A ministra Rosa Weber, do Supremo Tribunal Federal (STF), não acatou a solicitação conjunta do Governo do Estado e do Tribunal de Contas do Estado do Espírito Santo (TCE-ES) para suspensão do julgamento da Ação Direta de Inconstitucionalidade (ADI) 5691, que trata da manobra realizada pela administração estadual capixaba desde 2011, ao computar o pagamento de aposentados como investimentos em Manutenção e Desenvolvimento da Educação (MDE).

A irregularidade foi denunciada em 2017, pelo deputado estadual Sergio Majeski (PSB), à Procuradoria Geral da República (PGR), gerando a ADI no STF.

Conforme anunciado na última semana, o julgamento começou nesta sexta-feira (25). Relatora da ADI, a ministra Rosa Weber proferiu o voto julgando “procedente a presente Ação Direta para declarar a inconstitucionalidade do art. 21, §§ 3º e 4º, da Resolução 238/2012 do TCE/ES e, por arrastamento, do art. 17, §§ 2º e 4º, da Resolução 195/2004 do TCE/ES”.

Rosa Weber destacou ainda manifestação anterior da ministra Carmem Lúcia, em julgamento idêntico envolvendo o estado de Alagoas. “O pagamento de inativos, ainda que eventualmente possa ser considerado gasto com educação, não pode ser contabilizado para fins do percentual de investimento exigido pelo art. 212 da Constituição da República, pois os inativos, por estarem afastados de suas atividades, não contribuem para a manutenção nem para o desenvolvimento do ensino”.

Como os julgamentos no STF estão acontecendo de forma virtual, devido à pandemia, os ministros têm prazo de até uma semana para incluir votos.
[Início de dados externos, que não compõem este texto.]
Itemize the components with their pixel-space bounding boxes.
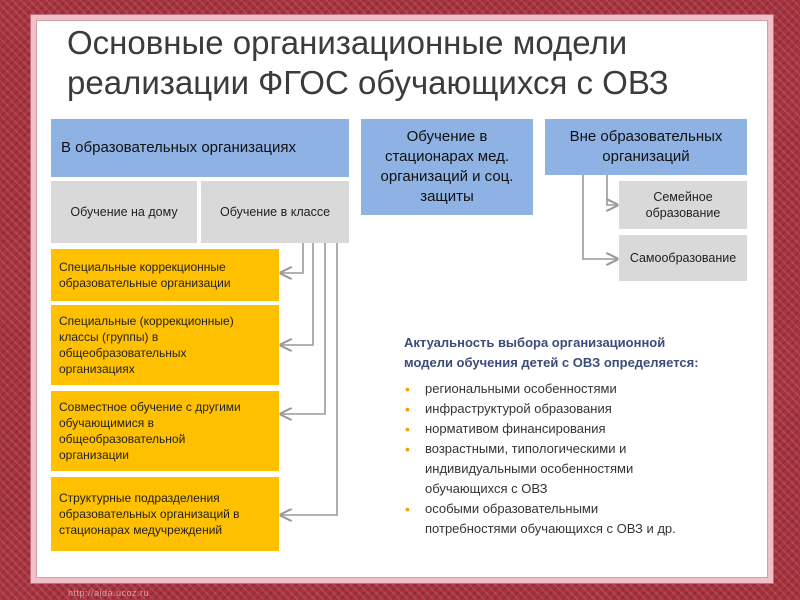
bullet-icon: • — [405, 501, 410, 517]
connector-line-6 — [583, 175, 617, 259]
form-2-line-2: классы (группы) в — [59, 330, 159, 344]
hospital-line-3: организаций и соц. — [380, 168, 514, 185]
hospital-line-1: Обучение в — [406, 128, 488, 145]
home-learning-box — [51, 181, 197, 243]
form-3-line-4: организации — [59, 448, 129, 462]
class-learning-text: Обучение в классе — [219, 205, 331, 219]
form-2-line-1: Специальные (коррекционные) — [59, 314, 234, 328]
form-3-line-1: Совместное обучение с другими — [59, 400, 241, 414]
form-box-3 — [51, 391, 279, 471]
relevance-item — [397, 419, 747, 439]
family-education-box — [619, 181, 747, 229]
self-education-box — [619, 235, 747, 281]
form-4-line-1: Структурные подразделения — [59, 491, 220, 505]
family-line-2: образование — [645, 206, 721, 220]
bullet-icon: • — [405, 381, 410, 397]
form-3-line-3: общеобразовательной — [59, 432, 186, 446]
outside-line-1: Вне образовательных — [569, 128, 723, 145]
connector-line-3 — [281, 242, 325, 414]
in-organizations-header-text: В образовательных организациях — [61, 139, 296, 156]
in-organizations-header — [51, 119, 349, 177]
relevance-item — [397, 379, 747, 399]
relevance-item-5-line-1: особыми образовательными — [425, 501, 599, 516]
form-2-line-4: организациях — [59, 362, 135, 376]
relevance-heading — [404, 333, 744, 373]
bullet-icon: • — [405, 441, 410, 457]
title-line-2: реализации ФГОС обучающихся с ОВЗ — [67, 64, 669, 101]
relevance-list — [397, 379, 747, 539]
relevance-item-4-line-2: индивидуальными особенностями — [425, 461, 634, 476]
relevance-item — [397, 399, 747, 419]
relevance-item-4-line-3: обучающихся с ОВЗ — [425, 481, 548, 496]
relevance-item — [397, 499, 747, 539]
form-box-2 — [51, 305, 279, 385]
relevance-item-2-line-1: инфраструктурой образования — [425, 401, 612, 416]
relevance-item-1-line-1: региональными особенностями — [425, 381, 617, 396]
home-learning-text: Обучение на дому — [70, 205, 178, 219]
form-4-line-2: образовательных организаций в — [59, 507, 240, 521]
hospital-learning-box — [361, 119, 533, 215]
slide — [36, 20, 768, 578]
outside-organizations-header — [545, 119, 747, 175]
form-3-line-2: обучающимися в — [59, 416, 154, 430]
form-box-4 — [51, 477, 279, 551]
relevance-heading-line-2: модели обучения детей с ОВЗ определяется: — [404, 355, 699, 370]
outside-line-2: организаций — [602, 148, 690, 165]
family-line-1: Семейное — [653, 190, 713, 204]
relevance-item-3-line-1: нормативом финансирования — [425, 421, 606, 436]
hospital-line-4: защиты — [420, 188, 474, 205]
watermark-text: http://aida.ucoz.ru — [68, 588, 150, 598]
connector-line-2 — [281, 242, 313, 345]
connector-line-4 — [281, 242, 337, 515]
relevance-item-5-line-2: потребностями обучающихся с ОВЗ и др. — [425, 521, 676, 536]
bullet-icon: • — [405, 401, 410, 417]
form-1-line-2: образовательные организации — [59, 276, 231, 290]
relevance-item-4-line-1: возрастными, типологическими и — [425, 441, 627, 456]
connector-line-1 — [281, 242, 303, 273]
class-learning-box — [201, 181, 349, 243]
form-2-line-3: общеобразовательных — [59, 346, 187, 360]
relevance-item — [397, 439, 747, 499]
form-4-line-3: стационарах медучреждений — [59, 523, 223, 537]
bullet-icon: • — [405, 421, 410, 437]
hospital-line-2: стационарах мед. — [384, 148, 510, 165]
self-education-text: Самообразование — [629, 251, 737, 265]
form-1-line-1: Специальные коррекционные — [59, 260, 226, 274]
relevance-heading-line-1: Актуальность выбора организационной — [404, 335, 666, 350]
connector-line-5 — [607, 175, 617, 205]
form-box-1 — [51, 249, 279, 301]
title-line-1: Основные организационные модели — [67, 24, 628, 61]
Nas duas votações recentes sobre casos idênticos realizados pelos estados de Alagoas e São Paulo, os ministros decidiram de forma unânime pela ilegalidade de computar o pagamento de inativos dentro dos investimentos obrigatórios de 25% do orçamento em MDE.
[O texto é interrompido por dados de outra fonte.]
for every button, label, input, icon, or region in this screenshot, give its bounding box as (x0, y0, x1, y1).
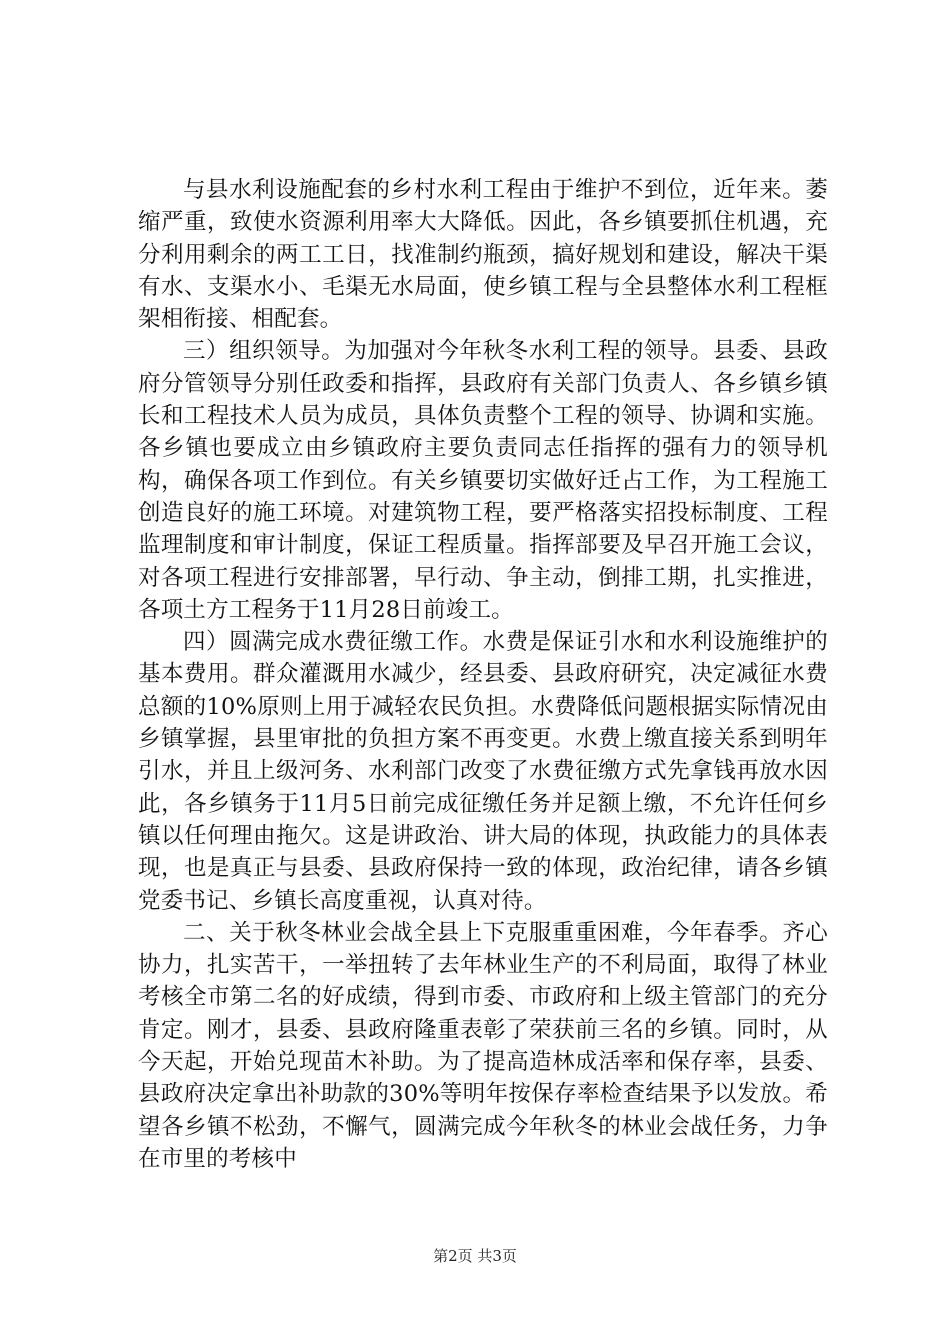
page-footer: 第2页 共3页 (433, 1247, 517, 1265)
document-body (138, 174, 828, 1175)
paragraph-2: 三）组织领导。为加强对今年秋冬水利工程的领导。县委、县政府分管领导分别任政委和指挥，县政府有关部门负责人、各乡镇乡镇长和工程技术人员为成员，具体负责整个工程的领导、协调和实施。各乡镇也要成立由乡镇政府主要负责同志任指挥的强有力的领导机构，确保各项工作到位。有关乡镇要切实做好迁占工作，为工程施工创造良好的施工环境。对建筑物工程，要严格落实招投标制度、工程监理制度和审计制度，保证工程质量。指挥部要及早召开施工会议，对各项工程进行安排部署，早行动、争主动，倒排工期，扎实推进，各项土方工程务于11月28日前竣工。 (138, 338, 828, 623)
paragraph-1: 与县水利设施配套的乡村水利工程由于维护不到位，近年来。萎缩严重，致使水资源利用率大大降低。因此，各乡镇要抓住机遇，充分利用剩余的两工工日，找准制约瓶颈，搞好规划和建设，解决干渠有水、支渠水小、毛渠无水局面，使乡镇工程与全县整体水利工程框架相衔接、相配套。 (138, 177, 828, 333)
paragraph-4: 二、关于秋冬林业会战全县上下克服重重困难，今年春季。齐心协力，扎实苦干，一举扭转了去年林业生产的不利局面，取得了林业考核全市第二名的好成绩，得到市委、市政府和上级主管部门的充分肯定。刚才，县委、县政府隆重表彰了荣获前三名的乡镇。同时，从今天起，开始兑现苗木补助。为了提高造林成活率和保存率，县委、县政府决定拿出补助款的30%等明年按保存率检查结果予以发放。希望各乡镇不松劲，不懈气，圆满完成今年秋冬的林业会战任务，力争在市里的考核中 (138, 919, 828, 1172)
paragraph-3: 四）圆满完成水费征缴工作。水费是保证引水和水利设施维护的基本费用。群众灌溉用水减少，经县委、县政府研究，决定减征水费总额的10%原则上用于减轻农民负担。水费降低问题根据实际情况由乡镇掌握，县里审批的负担方案不再变更。水费上缴直接关系到明年引水，并且上级河务、水利部门改变了水费征缴方式先拿钱再放水因此，各乡镇务于11月5日前完成征缴任务并足额上缴，不允许任何乡镇以任何理由拖欠。这是讲政治、讲大局的体现，执政能力的具体表现，也是真正与县委、县政府保持一致的体现，政治纪律，请各乡镇党委书记、乡镇长高度重视，认真对待。 (138, 629, 828, 914)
De 2011 a 2020, os sucessivos governos capixabas computaram mais de R$ 5,6 bilhões em pagamentos de aposentados como investimentos em Educação, e caso os demais ministros acompanhem o voto da relatora, será possível cobrar formalmente a “devolução” do valor computado irregularmente para garantir que, nesses últimos 10 anos, o Estado tenha investido realmente o mínimo de 25% do orçamento no desenvolvimento do ensino público capixaba.